Il che ha creato non pochi problemi, e non solo negli immediati rapporti umani. Insomma, l’inconveniente non si limita al dottore che si vede piombare un garrulo trentacinquenne convinto di essersi “strappato la schiena” (sic). C’è gente che ci resta secca, se non nell’immediato sul medio-lungo periodo. “Ah, non è allergia?”. “No, è un cancro ai polmoni”.

Per evitare, è notizia di questi giorni la campagna di un sito belga di medicina (Gezondheid en Wetenschap, che tradotto significa Salute e Scienza) in collaborazione col governo fiammingo: i sudditi di Re Filippo hanno realizzato l’immancabile video virale, ma soprattutto hanno acquistato pubblicità su Google per i cento sintomi più cercati, in modo da far apparire la scritta “Non cercarlo su Google, consulta una fonte attendibile” agli improvvidi malati.

In realtà, come al solito, il problema non è dello strumento ma dell’utente: ad esempio, nel  Novembre 2005 il New England Journal of Medicine della Massachusetts Medical Society dimostrò che era possibile diagnosticare – con eccellente precisione – una rara sindrome attraverso una ricerca sul motore di Mountain View.
Il problema è che ad inserire le query della ricerca non era stato un quisque de populo (come io o voi), ma una professoressa universitaria: dunque la signora aveva usato i termini corretti per identificare i sintomi e di riflesso per indirizzare adeguatamente la ricerca.

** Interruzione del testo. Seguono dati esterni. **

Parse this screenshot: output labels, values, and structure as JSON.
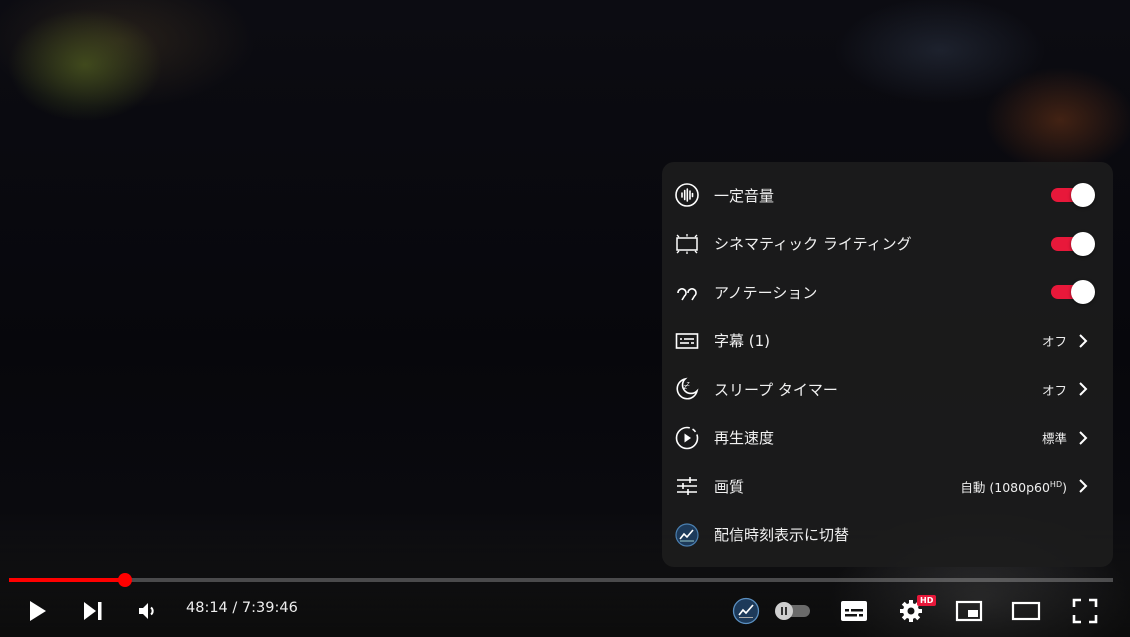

Google permette di consultare oltre tre miliardi di articoli in campo medico: molti più risultati di quelli che per esempio fornisce Medline (una delle più grandi banche dati della medicina).
Per prime compaiono le enciclopedie online, poi le case farmaceutiche, quindi alla rinfusa riviste non specialistiche, associazioni o ricerche universitarie. Dunque la gerarchia dei risultati è inversa ruispetto ai siti specializzati, che al primo posto mettono proprio le riviste di settore più prestigiose.
Il problema di questi siti è che sono scritti per medici: quindi utilizzano un linguaggio specialistico, settoriale e poco fruibile dall’utente medio. Difficilmente avranno successo nel vasto pubblico, ed in fondo è giusto così.

La battaglia, tanto per cambiare, è culturale: in prima linea ci sono i medici stessi. Soprattutto quelli più giovani, che meglio hanno contezza del problema-autodiagnosi.
Si combatte su due fronti: il primo consiste nel rendersi conto di quanto è diffuso il problema, e scoraggiare quanto più possibile tale pratica; il secondo consiste nel dialogo con il paziente. Parlare tanto, parlare chiaro con il malato che è – sempre e prima di tutto – una persona spaventata. Spiegare due, tre, quattro volte anche le cose più semplici.
Avete il compito di ricostruire la fiducia medico-paziente: è questo il difficile del vostro percorso di studi prima e di carriera poi, non il resto.